Study on optimization of reduction temperature of hydrogen-based Shaft Furnace—Numerical simulation and multi-criteria evaluation

Abstract

Under the background of carbon neutralization at present, the green and low-carbon development of the iron and steel industry has become an inevitable trend, and the hydrogen-based shaft furnace involving hydrogen metallurgy has attracted wide attention. As an important method to study shaft furnace, numerical simulation can quantitatively analyze the law of energy and mass transfer in shaft furnace. In this study, a three-dimensional CFD mathematical model of reduction zone of hydrogen-based shaft furnace is established, and the influence of reduction gas temperature on various physical quantities in shaft furnace is studied in order to better understand and optimize the operating conditions of hydrogen-based shaft furnace.
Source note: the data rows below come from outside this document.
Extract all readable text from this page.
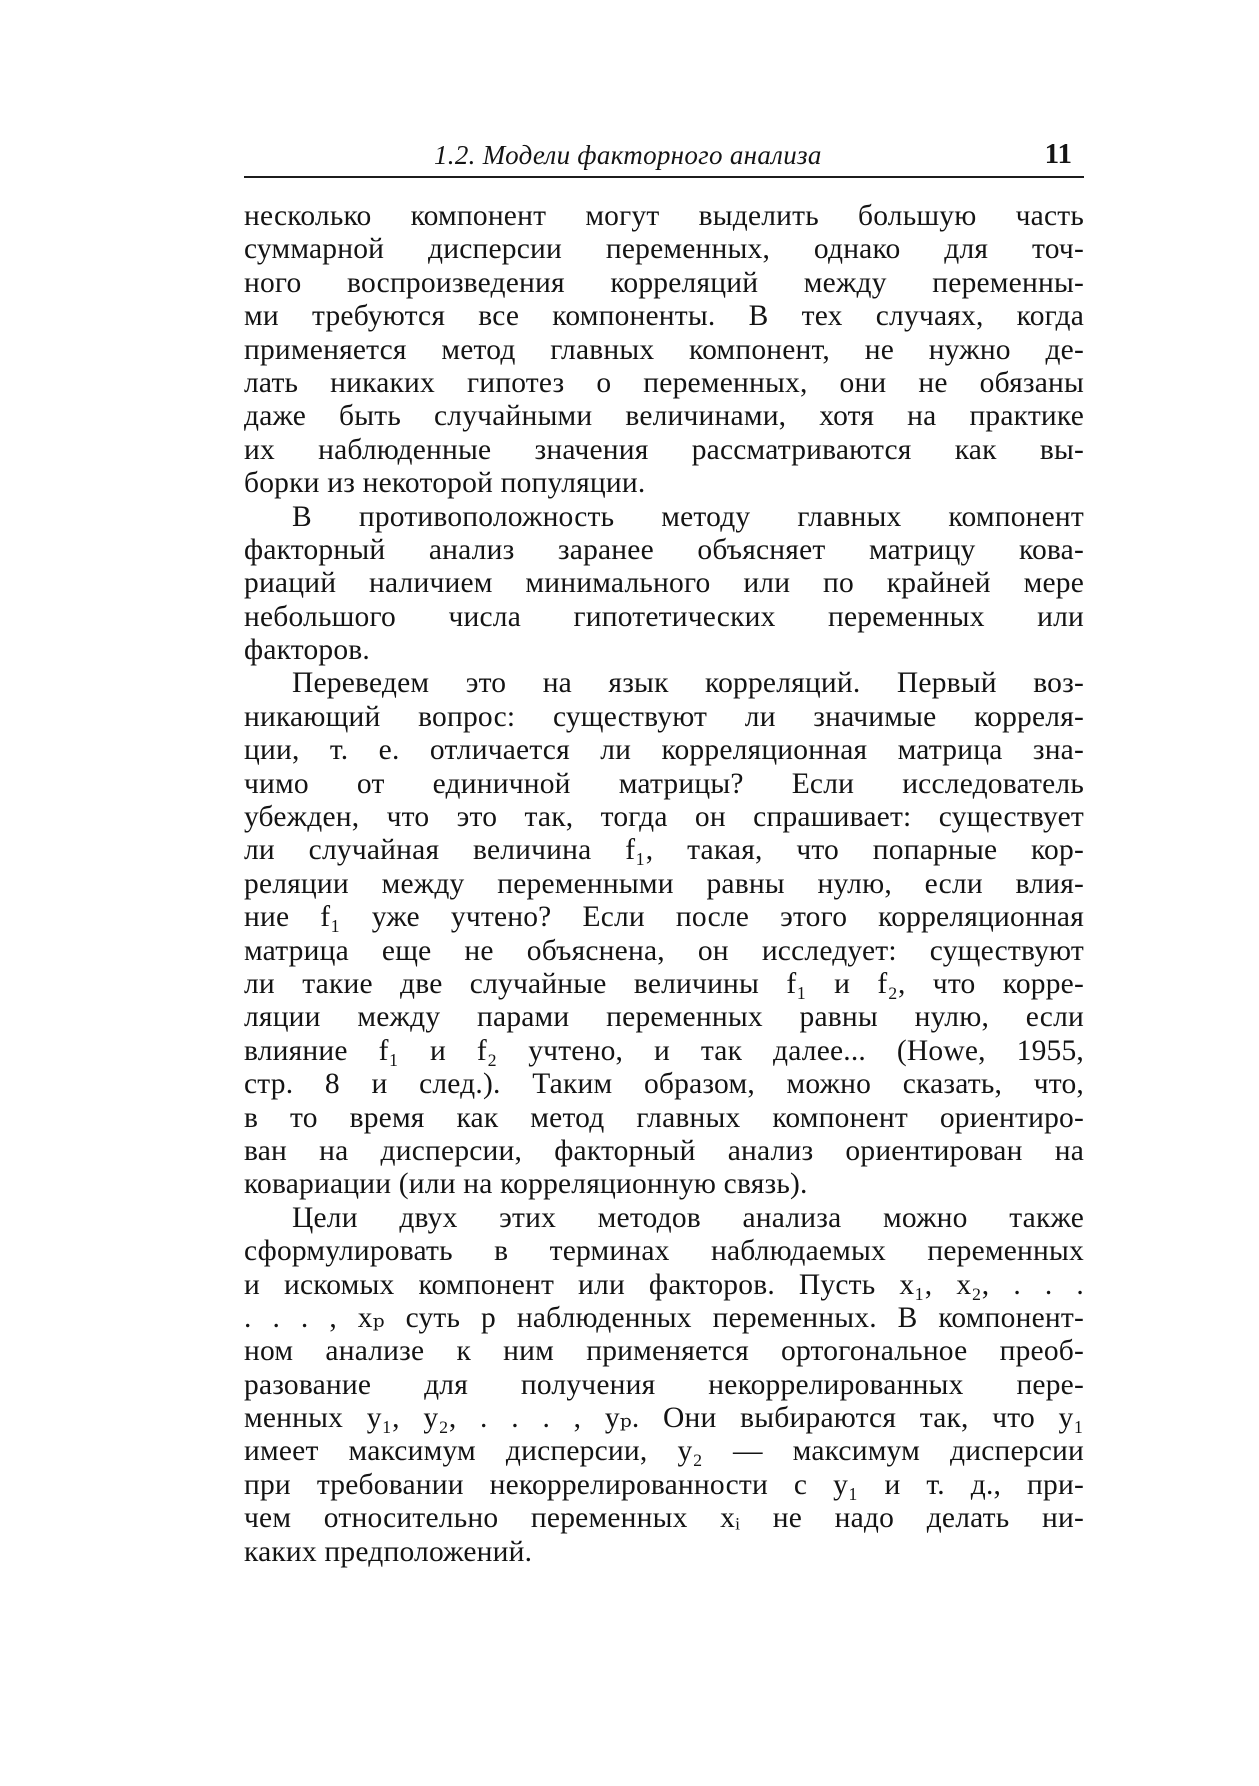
1.2. Модели факторного анализа	11
несколько компонент могут выделить большую часть
суммарной дисперсии переменных, однако для точ-
ного воспроизведения корреляций между переменны-
ми требуются все компоненты. В тех случаях, когда
применяется метод главных компонент, не нужно де-
лать никаких гипотез о переменных, они не обязаны
даже быть случайными величинами, хотя на практике
их наблюденные значения рассматриваются как вы-
борки из некоторой популяции.
В противоположность методу главных компонент
факторный анализ заранее объясняет матрицу кова-
риаций наличием минимального или по крайней мере
небольшого числа гипотетических переменных или
факторов.
Переведем это на язык корреляций. Первый воз-
никающий вопрос: существуют ли значимые корреля-
ции, т. е. отличается ли корреляционная матрица зна-
чимо от единичной матрицы? Если исследователь
убежден, что это так, тогда он спрашивает: существует
ли случайная величина f₁, такая, что попарные кор-
реляции между переменными равны нулю, если влия-
ние f₁ уже учтено? Если после этого корреляционная
матрица еще не объяснена, он исследует: существуют
ли такие две случайные величины f₁ и f₂, что корре-
ляции между парами переменных равны нулю, если
влияние f₁ и f₂ учтено, и так далее... (Howe, 1955,
стр. 8 и след.). Таким образом, можно сказать, что,
в то время как метод главных компонент ориентиро-
ван на дисперсии, факторный анализ ориентирован на
ковариации (или на корреляционную связь).
Цели двух этих методов анализа можно также
сформулировать в терминах наблюдаемых переменных
и искомых компонент или факторов. Пусть x₁, x₂, . . .
. . . , xₚ суть p наблюденных переменных. В компонент-
ном анализе к ним применяется ортогональное преоб-
разование для получения некоррелированных пере-
менных y₁, y₂, . . . , yₚ. Они выбираются так, что y₁
имеет максимум дисперсии, y₂ — максимум дисперсии
при требовании некоррелированности с y₁ и т. д., при-
чем относительно переменных xᵢ не надо делать ни-
каких предположений.
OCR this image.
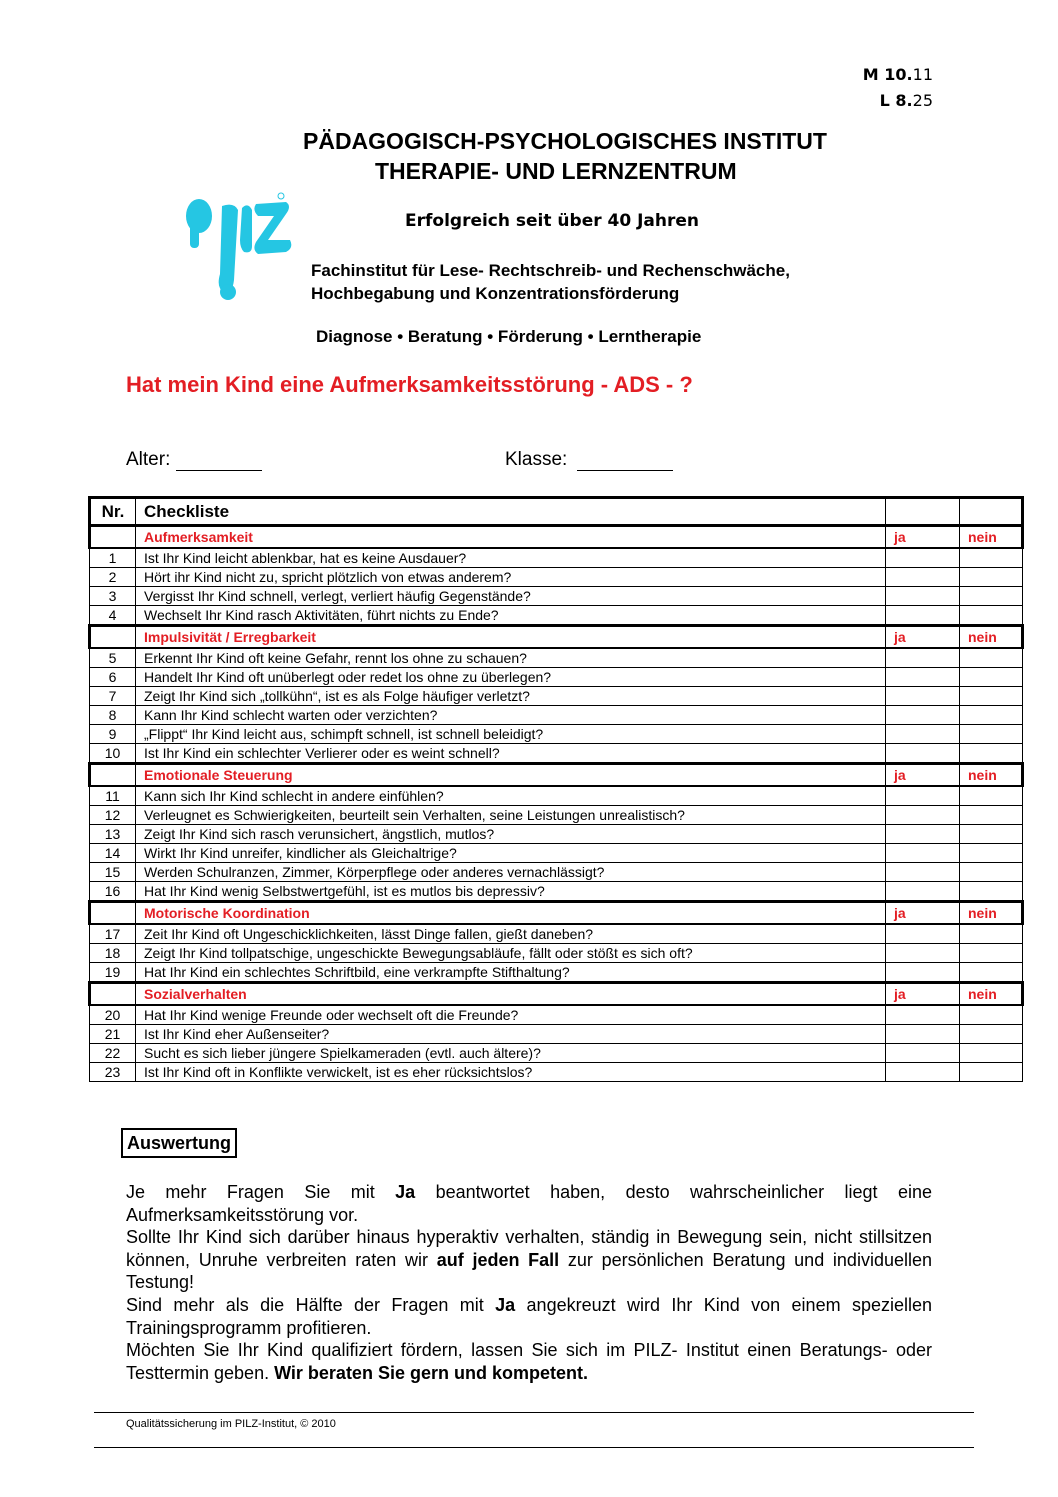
M 10.11
L 8.25
PÄDAGOGISCH-PSYCHOLOGISCHES INSTITUT
THERAPIE- UND LERNZENTRUM
Erfolgreich seit über 40 Jahren
Fachinstitut für Lese- Rechtschreib- und Rechenschwäche,
Hochbegabung und Konzentrationsförderung
Diagnose • Beratung • Förderung • Lerntherapie
Hat mein Kind eine Aufmerksamkeitsstörung - ADS - ?
Alter:	Klasse:
Nr.	Checkliste		
	Aufmerksamkeit	ja	nein
1	Ist Ihr Kind leicht ablenkbar, hat es keine Ausdauer?		
2	Hört ihr Kind nicht zu, spricht plötzlich von etwas anderem?		
3	Vergisst Ihr Kind schnell, verlegt, verliert häufig Gegenstände?		
4	Wechselt Ihr Kind rasch Aktivitäten, führt nichts zu Ende?		
	Impulsivität / Erregbarkeit	ja	nein
5	Erkennt Ihr Kind oft keine Gefahr, rennt los ohne zu schauen?		
6	Handelt Ihr Kind oft unüberlegt oder redet los ohne zu überlegen?		
7	Zeigt Ihr Kind sich „tollkühn“, ist es als Folge häufiger verletzt?		
8	Kann Ihr Kind schlecht warten oder verzichten?		
9	„Flippt“ Ihr Kind leicht aus, schimpft schnell, ist schnell beleidigt?		
10	Ist Ihr Kind ein schlechter Verlierer oder es weint schnell?		
	Emotionale Steuerung	ja	nein
11	Kann sich Ihr Kind schlecht in andere einfühlen?		
12	Verleugnet es Schwierigkeiten, beurteilt sein Verhalten, seine Leistungen unrealistisch?		
13	Zeigt Ihr Kind sich rasch verunsichert, ängstlich, mutlos?		
14	Wirkt Ihr Kind unreifer, kindlicher als Gleichaltrige?		
15	Werden Schulranzen, Zimmer, Körperpflege oder anderes vernachlässigt?		
16	Hat Ihr Kind wenig Selbstwertgefühl, ist es mutlos bis depressiv?		
	Motorische Koordination	ja	nein
17	Zeit Ihr Kind oft Ungeschicklichkeiten, lässt Dinge fallen, gießt daneben?		
18	Zeigt Ihr Kind tollpatschige, ungeschickte Bewegungsabläufe, fällt oder stößt es sich oft?		
19	Hat Ihr Kind ein schlechtes Schriftbild, eine verkrampfte Stifthaltung?		
	Sozialverhalten	ja	nein
20	Hat Ihr Kind wenige Freunde oder wechselt oft die Freunde?		
21	Ist Ihr Kind eher Außenseiter?		
22	Sucht es sich lieber jüngere Spielkameraden (evtl. auch ältere)?		
23	Ist Ihr Kind oft in Konflikte verwickelt, ist es eher rücksichtslos?		
Auswertung

Je mehr Fragen Sie mit Ja beantwortet haben, desto wahrscheinlicher liegt eine Aufmerksamkeitsstörung vor.

Sollte Ihr Kind sich darüber hinaus hyperaktiv verhalten, ständig in Bewegung sein, nicht stillsitzen können, Unruhe verbreiten raten wir auf jeden Fall zur persönlichen Beratung und individuellen Testung!

Sind mehr als die Hälfte der Fragen mit Ja angekreuzt wird Ihr Kind von einem speziellen Trainingsprogramm profitieren.

Möchten Sie Ihr Kind qualifiziert fördern, lassen Sie sich im PILZ- Institut einen Beratungs- oder Testtermin geben. Wir beraten Sie gern und kompetent.

Qualitätssicherung im PILZ-Institut, © 2010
The results show that the gas and solid temperature are close to each other and can be divided into six regions along the height, in which the range of IV and V determines the mass fraction of Fe; increasing the reducing gas temperature can reduce the proportion of low velocity zone in the furnace, improve the thermochemical state in the furnace, increase the gas utilization degree and DRI metallization degree, and reduce the CO2 emissions; calculated by the Multi-criteria VIKOR evaluation model, the ideal temperature of reducing gas is about 1173 K.